Chapter 7. Capacity-Monitoring Dashboards

In this chapter, we will implement the capacity-monitoring solution we discussed in Chapter 5, Capacity Monitoring. We will cover each service tier from compute, storage, and network components. Due to the similarity in the approach, we can cover them in the following sequence:

  • Tier 1 compute
  • Tier 2 and 3 compute
  • Storage (common for all service tiers)
  • Network (common for all service tiers)

This will cover IaaS capacity monitoring. As overprovisioned VMs are a common problem, we will also cover VM rightsizing. We will cover both downsizing and upsizing scenarios.

Tier 1 compute

Let's recap from Chapter 5, Capacity Monitoring, what we need to produce to monitor capacity in tier 1 compute:

  • A line chart showing the total number of vCPUs left in the cluster
  • A line chart showing the total number of vRAM left in the cluster
  • A line chart showing the total number of VMs left in the cluster

Tier 1 compute – CPU

Let's look at the first line chart. The number of vCPUs left is essentially supply and demand. The supply and demand can be defined as the following:

  • Supply = (The total physical cores of all ESXi hosts) - (HA buffer)
  • Demand = The total vCPUs for all the VMs

On the supply side, we can choose physical cores or physical threads. One will be conservative while the other will be aggressive. The ideal number is 1.5 times the physical core, as that's the estimated performance improvement from Hyper-Threading.

My recommendation is to count the cores, not the threads. There are two reasons for this:

  • This is tier 1, your highest and best tier. If you are counting the threads, or using a 1.5x multiplier, you can no longer promise it is as good as physical. Contractually, you should also adjust your SLA accordingly from 1 percent CPU contention to perhaps 2-3 percent.
  • The vmkernel itself takes up CPU, albeit minimal. It will take up more if you are running kernel modules such as VMware VSAN and VMware NSX. If you are counting the cores, you have more than enough buffer.

That's it for the supply side.

The demand side is simpler. It is simply the sum of all the vCPUs in all the VMs in the cluster.

Count the ESXi agent VMs too. This includes basic VMs such as a Nutanix Controller Virtual Machine (CVM) or Trend Micro Deep Security VM. Regardless of their functionality, they are consuming CPU resources.

If you are using virtual threads in your VM, then count them as if they are full vCPUs. For example, a VM with two vCPUs and two threads per core should be counted as four vCPUs.

In logic, the super metric formula is:

  • Supply = (Number of Physical Cores in the cluster) - (HA buffer)
  • Demand = Number of running vCPUs in the cluster

vRealize Operations has a metric that takes HA into account. You do not need to manually build the formula any more.

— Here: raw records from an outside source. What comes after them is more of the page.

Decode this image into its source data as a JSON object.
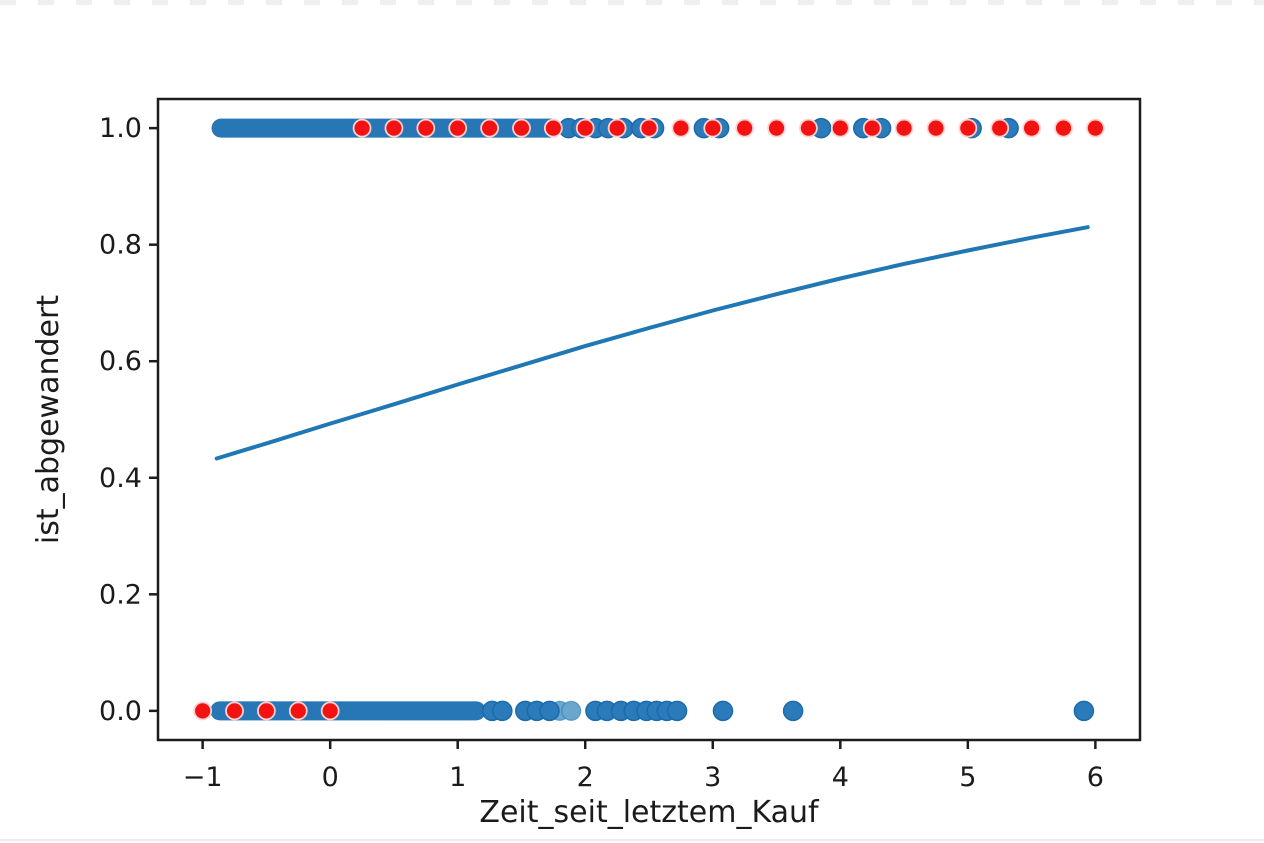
{
  "page": {
    "background": "#ffffff"
  },
  "chart_data": {
    "type": "scatter",
    "title": "",
    "xlabel": "Zeit_seit_letztem_Kauf",
    "ylabel": "ist_abgewandert",
    "xlim": [
      -1.35,
      6.35
    ],
    "ylim": [
      -0.05,
      1.05
    ],
    "xticks": [
      -1,
      0,
      1,
      2,
      3,
      4,
      5,
      6
    ],
    "xtick_labels": [
      "−1",
      "0",
      "1",
      "2",
      "3",
      "4",
      "5",
      "6"
    ],
    "yticks": [
      0.0,
      0.2,
      0.4,
      0.6,
      0.8,
      1.0
    ],
    "ytick_labels": [
      "0.0",
      "0.2",
      "0.4",
      "0.6",
      "0.8",
      "1.0"
    ],
    "grid": false,
    "legend": null,
    "colors": {
      "observations": "#2b7bba",
      "observations_edge": "#1b6aab",
      "observations_light": "#6aa7cf",
      "predictions": "#f31212",
      "predictions_edge": "#ffd0d0",
      "curve": "#1f77b4",
      "axis": "#1c1c1c"
    },
    "series": [
      {
        "name": "beobachtungen_y1_blau",
        "marker": "circle",
        "color": "#2b7bba",
        "y": 1.0,
        "dense_band_x": [
          -0.93,
          1.8
        ],
        "points_x": [
          1.87,
          1.97,
          2.08,
          2.18,
          2.3,
          2.44,
          2.54,
          2.93,
          3.05,
          3.85,
          4.18,
          4.32,
          5.03,
          5.32
        ]
      },
      {
        "name": "beobachtungen_y0_blau",
        "marker": "circle",
        "color": "#2b7bba",
        "y": 0.0,
        "dense_band_x": [
          -0.94,
          1.22
        ],
        "points_x": [
          1.27,
          1.35,
          1.53,
          1.62,
          1.72,
          2.08,
          2.17,
          2.28,
          2.38,
          2.48,
          2.56,
          2.64,
          2.72,
          3.08,
          3.63,
          5.91
        ],
        "points_light_x": [
          1.8,
          1.89
        ]
      },
      {
        "name": "vorhersagen_rot",
        "marker": "circle",
        "color": "#f31212",
        "groups": [
          {
            "y": 0.0,
            "points_x": [
              -1.0,
              -0.75,
              -0.5,
              -0.25,
              0.0
            ]
          },
          {
            "y": 1.0,
            "points_x": [
              0.25,
              0.5,
              0.75,
              1.0,
              1.25,
              1.5,
              1.75,
              2.0,
              2.25,
              2.5,
              2.75,
              3.0,
              3.25,
              3.5,
              3.75,
              4.0,
              4.25,
              4.5,
              4.75,
              5.0,
              5.25,
              5.5,
              5.75,
              6.0
            ]
          }
        ]
      }
    ],
    "curve": {
      "name": "logistische_regressionskurve",
      "color": "#1f77b4",
      "points": [
        [
          -0.89,
          0.433
        ],
        [
          -0.5,
          0.459
        ],
        [
          0.0,
          0.493
        ],
        [
          0.5,
          0.526
        ],
        [
          1.0,
          0.56
        ],
        [
          1.5,
          0.593
        ],
        [
          2.0,
          0.626
        ],
        [
          2.5,
          0.657
        ],
        [
          3.0,
          0.687
        ],
        [
          3.5,
          0.715
        ],
        [
          4.0,
          0.742
        ],
        [
          4.5,
          0.767
        ],
        [
          5.0,
          0.79
        ],
        [
          5.5,
          0.812
        ],
        [
          5.94,
          0.83
        ]
      ]
    }
  }
}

The following screenshot shows the actual super metric formula:

Tier 1 compute – CPU

Super metric – Number of vCPUs left in a tier-1 cluster

Since we need to apply the formula to the vSphere cluster in question, we need to use the THIS option. Click on the little blue icon above the formula bar, as shown in the following diagram, then double-click on the formula you want to use:

Tier 1 compute – CPU

Super metric – enabling the THIS formula

The actual formula is as follows:

Avg(${this, attribute=cpu|alloc|object.capacity}) - Avg(${this, attribute=summary|number_running_vcpus})

Tier 1 compute – RAM

We've covered CPU. RAM follows a similar logic. The amount of vRAM left is also based on supply and demand, where:

  • Supply = (The total physical RAM of all ESXi hosts) - (HA buffer)
  • Demand = The total vRAM for all the VMs

There is no need to include ESXi vmkernel RAM as it is small enough to ignore. In addition, almost no VM uses its configured RAM, and you have Transparent Page Sharing. These two reasons are also why we do not see the need to add a threshold.

If you need to include one, review Chapter 13, Memory Counters.

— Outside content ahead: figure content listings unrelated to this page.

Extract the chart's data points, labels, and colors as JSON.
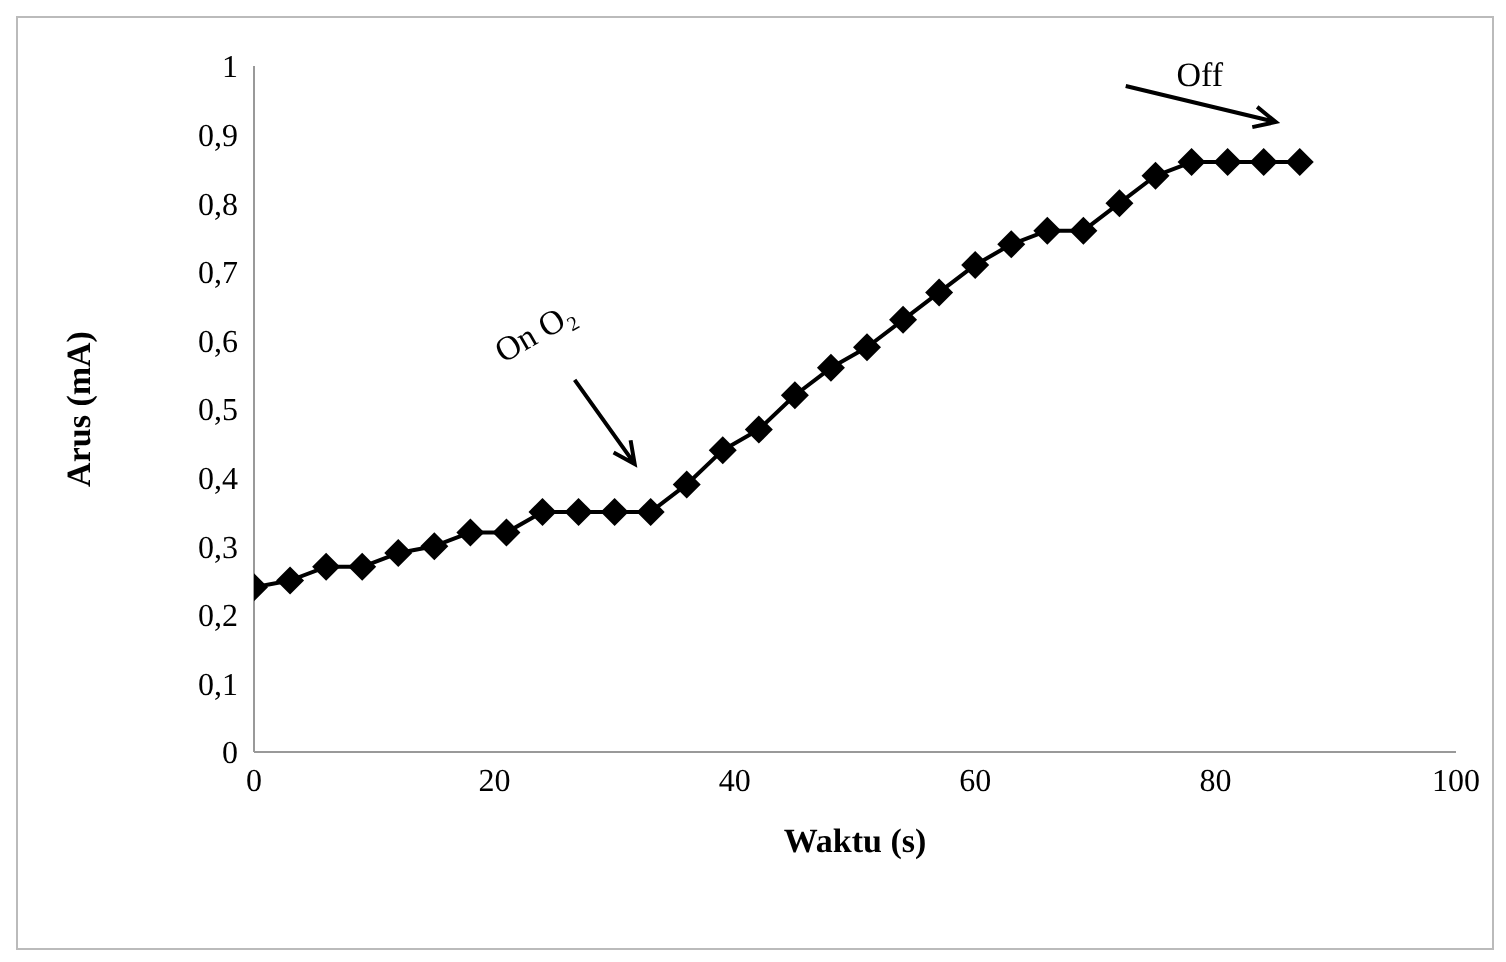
{
  "chart_data": {
    "type": "line",
    "xlabel": "Waktu (s)",
    "ylabel": "Arus (mA)",
    "x": [
      0,
      3,
      6,
      9,
      12,
      15,
      18,
      21,
      24,
      27,
      30,
      33,
      36,
      39,
      42,
      45,
      48,
      51,
      54,
      57,
      60,
      63,
      66,
      69,
      72,
      75,
      78,
      81,
      84,
      87
    ],
    "series": [
      {
        "color": "#000000",
        "values": [
          0.24,
          0.25,
          0.27,
          0.27,
          0.29,
          0.3,
          0.32,
          0.32,
          0.35,
          0.35,
          0.35,
          0.35,
          0.39,
          0.44,
          0.47,
          0.52,
          0.56,
          0.59,
          0.63,
          0.67,
          0.71,
          0.74,
          0.76,
          0.76,
          0.8,
          0.84,
          0.86,
          0.86,
          0.86,
          0.86
        ]
      }
    ],
    "xlim": [
      0,
      100
    ],
    "xticks": [
      0,
      20,
      40,
      60,
      80,
      100
    ],
    "ylim": [
      0,
      1
    ],
    "yticks": [
      0,
      {
        "value": 0.1,
        "label": "0,1"
      },
      {
        "value": 0.2,
        "label": "0,2"
      },
      {
        "value": 0.3,
        "label": "0,3"
      },
      {
        "value": 0.4,
        "label": "0,4"
      },
      {
        "value": 0.5,
        "label": "0,5"
      },
      {
        "value": 0.6,
        "label": "0,6"
      },
      {
        "value": 0.7,
        "label": "0,7"
      },
      {
        "value": 0.8,
        "label": "0,8"
      },
      {
        "value": 0.9,
        "label": "0,9"
      },
      1
    ],
    "marker": "diamond",
    "grid": false,
    "legend": false,
    "annotations": [
      "On O₂",
      "Off"
    ]
  }
}
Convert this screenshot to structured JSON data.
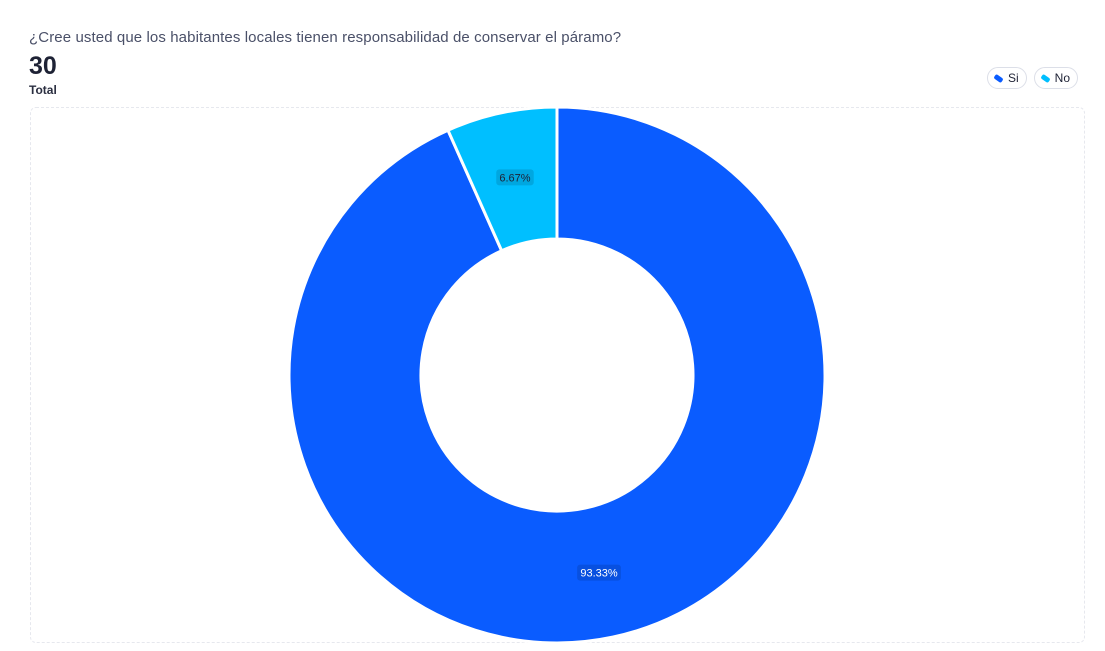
{
  "question": "¿Cree usted que los habitantes locales tienen responsabilidad de conservar el páramo?",
  "total": {
    "value": "30",
    "label": "Total"
  },
  "legend": [
    {
      "label": "Si",
      "color": "#0a5cff"
    },
    {
      "label": "No",
      "color": "#00bfff"
    }
  ],
  "chart_data": {
    "type": "pie",
    "variant": "donut",
    "categories": [
      "Si",
      "No"
    ],
    "values": [
      93.33,
      6.67
    ],
    "labels": [
      "93.33%",
      "6.67%"
    ],
    "colors": [
      "#0a5cff",
      "#00bfff"
    ],
    "title": "¿Cree usted que los habitantes locales tienen responsabilidad de conservar el páramo?",
    "legend_position": "top-right"
  }
}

If you are using VSAN and NSX, you can add some buffer if you think that's necessary. For VSAN 6.1, Cormac Hogan explains this at http://cormachogan.com/2015/11/10/vsan-design-sizing-memory-overhead-considerations/. In most cases, we can ignore both NSX and VSAN overhead.

You do not need to include virtual appliances as they take the form of a VM; hence, they will be included in the demand.

If you find the formula complex, you can actually split them into two super metrics first. Work out supply, then work out demand.

Tier 1 compute – RAM

Super metric – Number of vRAM left in a tier-1 cluster

The actual formula is as follows:

(Avg(${this, attribute=mem|alloc|object.capacity}) – Sum (${adapterkind=VMWARE, resourcekind=VirtualMachine, attribute=mem|guest_provisioned, depth=2}) )/1000/1000

Tier 1 compute – VM

The third line chart we need to display shows the total number of VMs left in the cluster. While the first two line charts come from the Performance Policy, this comes from the Availability Policy.

Normally, availability is associated with the ESXi host. For example, you keep the maximum number of VMs in a given ESXi host. The logic here is that if any ESXi goes down, you're capping the number of affected VMs.

We apply the Availability Policy at the cluster level since it makes more sense. Applying it at the ESXi host level is less relevant due to HA. Yes, the chance of a host going down is higher than that of the entire cluster going down. However, HA will reboot the VMs, and VM owners may not notice. On the other hand, if a cluster goes down, it's a major issue.

The supply and demand can be defined as follows:

  • Supply = The maximum number of allowed VMs in one cluster (taking into account the HA buffer)
  • Demand = The total number of VMs in the cluster

Can you notice a limitation in the formula?

It assumes that your tier-1 cluster size does not vary. This is a fair assumption as you should keep things consistent in tier 1. If, for some reason, you have multiple cluster sizes (for example, 8, 10, or 12), then you have one super metric per size.

The following screenshot shows the super metric formula for the total number of VMs left in the cluster:

Tier 1 compute – VM

Super metric – the number of VMs left in a tier-1 cluster

We have hardcoded the maximum number that we allow. While you can do away with hardcoding to some extent, it is acceptable as policy changes require agreement from the business.

The actual formula is this:

100 - Avg(${this, attribute=summary|number_running_vms})

Tier 1 compute – summary

In the beginning of this chapter, we recapped that we needed to produce three line charts. Look at the line charts in the previous three subsections as one group. Take the one with the lowest number as the determining factor that you're running out of capacity.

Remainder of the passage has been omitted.